Vinyl Records Yield '80s Videogame Nostalgia
Thanks to Kempa.com for its weblog entry discussing music vinyl/cassettes released in the late 70's and early 80's that contained computer programs as part of the audio. The article explains: "Most of these programs were written for the Sinclair Spectrum home computer series... In the case of these programs on vinyl, the user would have to play back the proper portion of the record, record the resultant chatter to tape, and load the tape into the Spectrum." It goes on to showcase UK vinyl-based games from "rockabilly revivalist" Shakin' Stevens ("The goal of 'The Shaky Game' is to drive Shakin' Stevens' car to the center of a maze while avoiding bats, who bite you"), as well as a flexidisc adventure game starring '80s pop stars The Thompson Twins ("...a bizarre text-based adventure in which you guide the [band] around a land of beaches and caves.")
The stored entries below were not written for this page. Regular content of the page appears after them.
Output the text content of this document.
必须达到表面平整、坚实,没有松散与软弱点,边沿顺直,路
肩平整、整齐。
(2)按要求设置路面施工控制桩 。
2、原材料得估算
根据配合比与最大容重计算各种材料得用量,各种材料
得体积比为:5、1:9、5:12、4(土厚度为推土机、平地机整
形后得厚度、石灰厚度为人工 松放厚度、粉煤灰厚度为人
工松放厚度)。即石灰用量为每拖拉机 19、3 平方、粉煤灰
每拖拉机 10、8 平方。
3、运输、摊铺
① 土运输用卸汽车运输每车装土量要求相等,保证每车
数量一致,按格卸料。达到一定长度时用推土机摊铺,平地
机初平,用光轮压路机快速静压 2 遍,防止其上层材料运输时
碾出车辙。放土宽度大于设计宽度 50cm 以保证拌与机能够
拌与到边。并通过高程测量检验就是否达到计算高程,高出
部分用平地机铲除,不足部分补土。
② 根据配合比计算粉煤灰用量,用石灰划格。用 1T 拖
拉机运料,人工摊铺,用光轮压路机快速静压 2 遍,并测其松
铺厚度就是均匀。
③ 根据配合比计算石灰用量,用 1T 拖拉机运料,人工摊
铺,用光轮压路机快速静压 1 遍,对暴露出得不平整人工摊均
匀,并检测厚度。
Maybe you should. A lot of independant musicians are using VHS to record albums now and producing excellent work for much less money than traditional recording methods would cost them.
Well, I was trying to remember what kind of a port the thing used, my first thought was that it was a parallel port, but passing a gig through that would be way too long.
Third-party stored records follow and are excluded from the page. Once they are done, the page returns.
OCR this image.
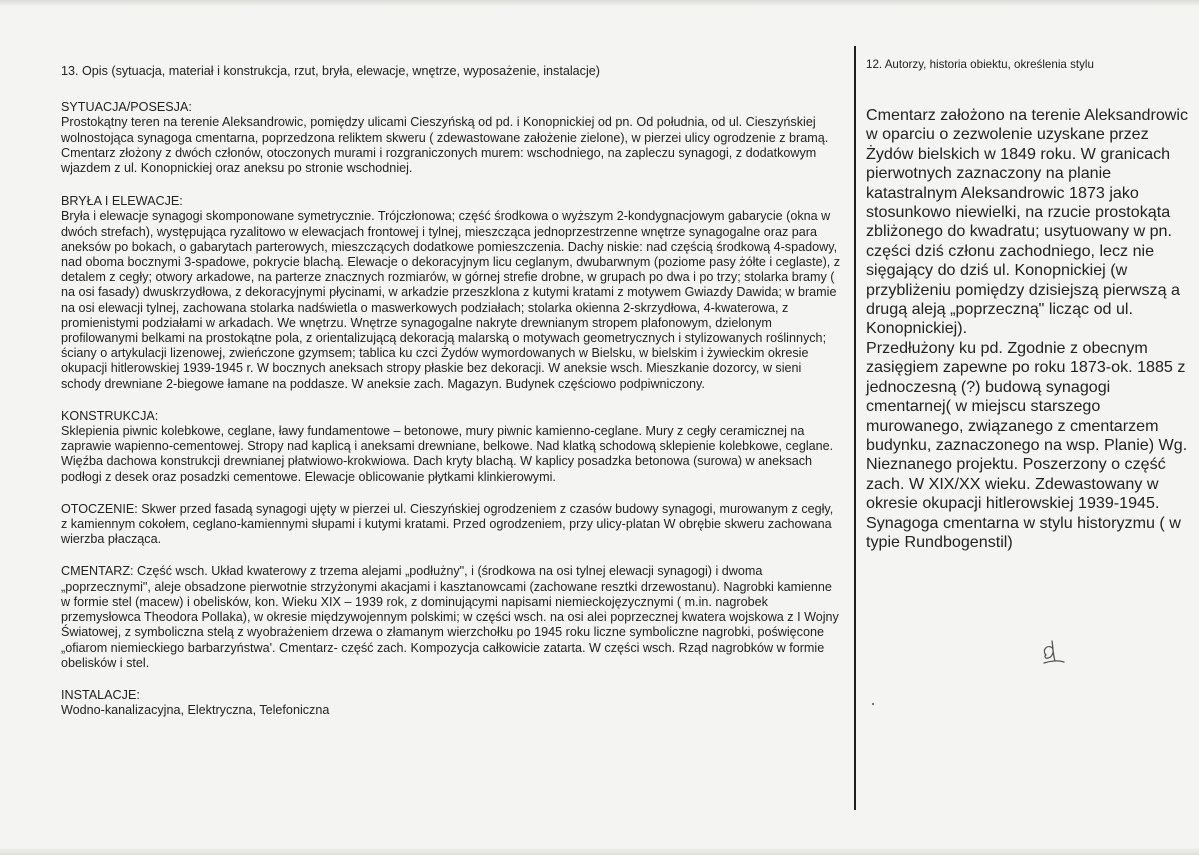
13. Opis (sytuacja, materiał i konstrukcja, rzut, bryła, elewacje, wnętrze, wyposażenie, instalacje)
SYTUACJA/POSESJA:
Prostokątny teren na terenie Aleksandrowic, pomiędzy ulicami Cieszyńską od pd. i Konopnickiej od pn. Od południa, od ul. Cieszyńskiej wolnostojąca synagoga cmentarna, poprzedzona reliktem skweru ( zdewastowane założenie zielone), w pierzei ulicy ogrodzenie z bramą. Cmentarz złożony z dwóch członów, otoczonych murami i rozgraniczonych murem: wschodniego, na zapleczu synagogi, z dodatkowym wjazdem z ul. Konopnickiej oraz aneksu po stronie wschodniej.
BRYŁA I ELEWACJE:
Bryła i elewacje synagogi skomponowane symetrycznie. Trójczłonowa; część środkowa o wyższym 2-kondygnacjowym gabarycie (okna w dwóch strefach), występująca ryzalitowo w elewacjach frontowej i tylnej, mieszcząca jednoprzestrzenne wnętrze synagogalne oraz para aneksów po bokach, o gabarytach parterowych, mieszczących dodatkowe pomieszczenia. Dachy niskie: nad częścią środkową 4-spadowy, nad oboma bocznymi 3-spadowe, pokrycie blachą. Elewacje o dekoracyjnym licu ceglanym, dwubarwnym (poziome pasy żółte i ceglaste), z detalem z cegły; otwory arkadowe, na parterze znacznych rozmiarów, w górnej strefie drobne, w grupach po dwa i po trzy; stolarka bramy ( na osi fasady) dwuskrzydłowa, z dekoracyjnymi płycinami, w arkadzie przeszklona z kutymi kratami z motywem Gwiazdy Dawida; w bramie na osi elewacji tylnej, zachowana stolarka nadświetla o maswerkowych podziałach; stolarka okienna 2-skrzydłowa, 4-kwaterowa, z promienistymi podziałami w arkadach. We wnętrzu. Wnętrze synagogalne nakryte drewnianym stropem plafonowym, dzielonym profilowanymi belkami na prostokątne pola, z orientalizującą dekoracją malarską o motywach geometrycznych i stylizowanych roślinnych; ściany o artykulacji lizenowej, zwieńczone gzymsem; tablica ku czci Żydów wymordowanych w Bielsku, w bielskim i żywieckim okresie okupacji hitlerowskiej 1939-1945 r. W bocznych aneksach stropy płaskie bez dekoracji. W aneksie wsch. Mieszkanie dozorcy, w sieni schody drewniane 2-biegowe łamane na poddasze. W aneksie zach. Magazyn. Budynek częściowo podpiwniczony.
KONSTRUKCJA:
Sklepienia piwnic kolebkowe, ceglane, ławy fundamentowe – betonowe, mury piwnic kamienno-ceglane. Mury z cegły ceramicznej na zaprawie wapienno-cementowej. Stropy nad kaplicą i aneksami drewniane, belkowe. Nad klatką schodową sklepienie kolebkowe, ceglane. Więźba dachowa konstrukcji drewnianej płatwiowo-krokwiowa. Dach kryty blachą. W kaplicy posadzka betonowa (surowa) w aneksach podłogi z desek oraz posadzki cementowe. Elewacje oblicowanie płytkami klinkierowymi.
OTOCZENIE: Skwer przed fasadą synagogi ujęty w pierzei ul. Cieszyńskiej ogrodzeniem z czasów budowy synagogi, murowanym z cegły, z kamiennym cokołem, ceglano-kamiennymi słupami i kutymi kratami. Przed ogrodzeniem, przy ulicy-platan W obrębie skweru zachowana wierzba płacząca.
CMENTARZ: Część wsch. Układ kwaterowy z trzema alejami „podłużny", i (środkowa na osi tylnej elewacji synagogi) i dwoma „poprzecznymi", aleje obsadzone pierwotnie strzyżonymi akacjami i kasztanowcami (zachowane resztki drzewostanu). Nagrobki kamienne w formie stel (macew) i obelisków, kon. Wieku XIX – 1939 rok, z dominującymi napisami niemieckojęzycznymi ( m.in. nagrobek przemysłowca Theodora Pollaka), w okresie międzywojennym polskimi; w części wsch. na osi alei poprzecznej kwatera wojskowa z I Wojny Światowej, z symboliczna stelą z wyobrażeniem drzewa o złamanym wierzchołku po 1945 roku liczne symboliczne nagrobki, poświęcone „ofiarom niemieckiego barbarzyństwa'. Cmentarz- część zach. Kompozycja całkowicie zatarta. W części wsch. Rząd nagrobków w formie obelisków i stel.
INSTALACJE:
Wodno-kanalizacyjna, Elektryczna, Telefoniczna
12. Autorzy, historia obiektu, określenia stylu
Cmentarz założono na terenie Aleksandrowic w oparciu o zezwolenie uzyskane przez Żydów bielskich w 1849 roku. W granicach pierwotnych zaznaczony na planie katastralnym Aleksandrowic 1873 jako stosunkowo niewielki, na rzucie prostokąta zbliżonego do kwadratu; usytuowany w pn. części dziś członu zachodniego, lecz nie sięgający do dziś ul. Konopnickiej (w przybliżeniu pomiędzy dzisiejszą pierwszą a drugą aleją „poprzeczną" licząc od ul. Konopnickiej).
Przedłużony ku pd. Zgodnie z obecnym zasięgiem zapewne po roku 1873-ok. 1885 z jednoczesną (?) budową synagogi cmentarnej( w miejscu starszego murowanego, związanego z cmentarzem budynku, zaznaczonego na wsp. Planie) Wg. Nieznanego projektu. Poszerzony o część zach. W XIX/XX wieku. Zdewastowany w okresie okupacji hitlerowskiej 1939-1945.
Synagoga cmentarna w stylu historyzmu ( w typie Rundbogenstil)
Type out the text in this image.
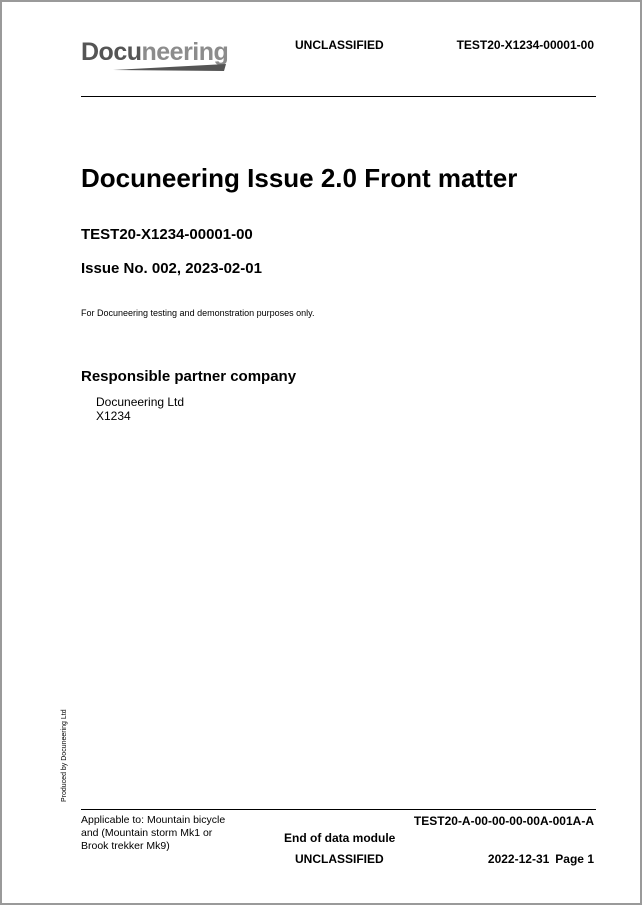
Docuneering	UNCLASSIFIED	TEST20-X1234-00001-00
Docuneering Issue 2.0 Front matter
TEST20-X1234-00001-00
Issue No. 002, 2023-02-01
For Docuneering testing and demonstration purposes only.
Responsible partner company
Docuneering Ltd
X1234
Produced by Docuneering Ltd
Applicable to: Mountain bicycle and (Mountain storm Mk1 or Brook trekker Mk9)
End of data module
UNCLASSIFIED
TEST20-A-00-00-00-00A-001A-A
2022-12-31 Page 1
What is the BW of an (analog) video signal, like about 10 MHz, 20 Mbps for optimal (Shannon) encoding? Throw in some ECC and you get back down to 10+ Mbps, which would give you 10M/s*3600s=36 Gb/tape for one hour tape. I think that the densities were more like a Gb or two per tape, limited by the BW of the interface (IDE?), but definitely outside of the parallel port capability...
Paul B.
Well there is nothing wrong with analog video, but analog storage(especially consumer-level) doesn't have to be as precise and reliable as digital storage. Your VHS tape can degrade a bit, but it will generally still be watchable. If you stored data on it and the tape degraded, you lose bits that you cannot get back. The backer device uses all kinds of error correction to store the data on the VHS tapes, and that is why you can only get so little data on a tape.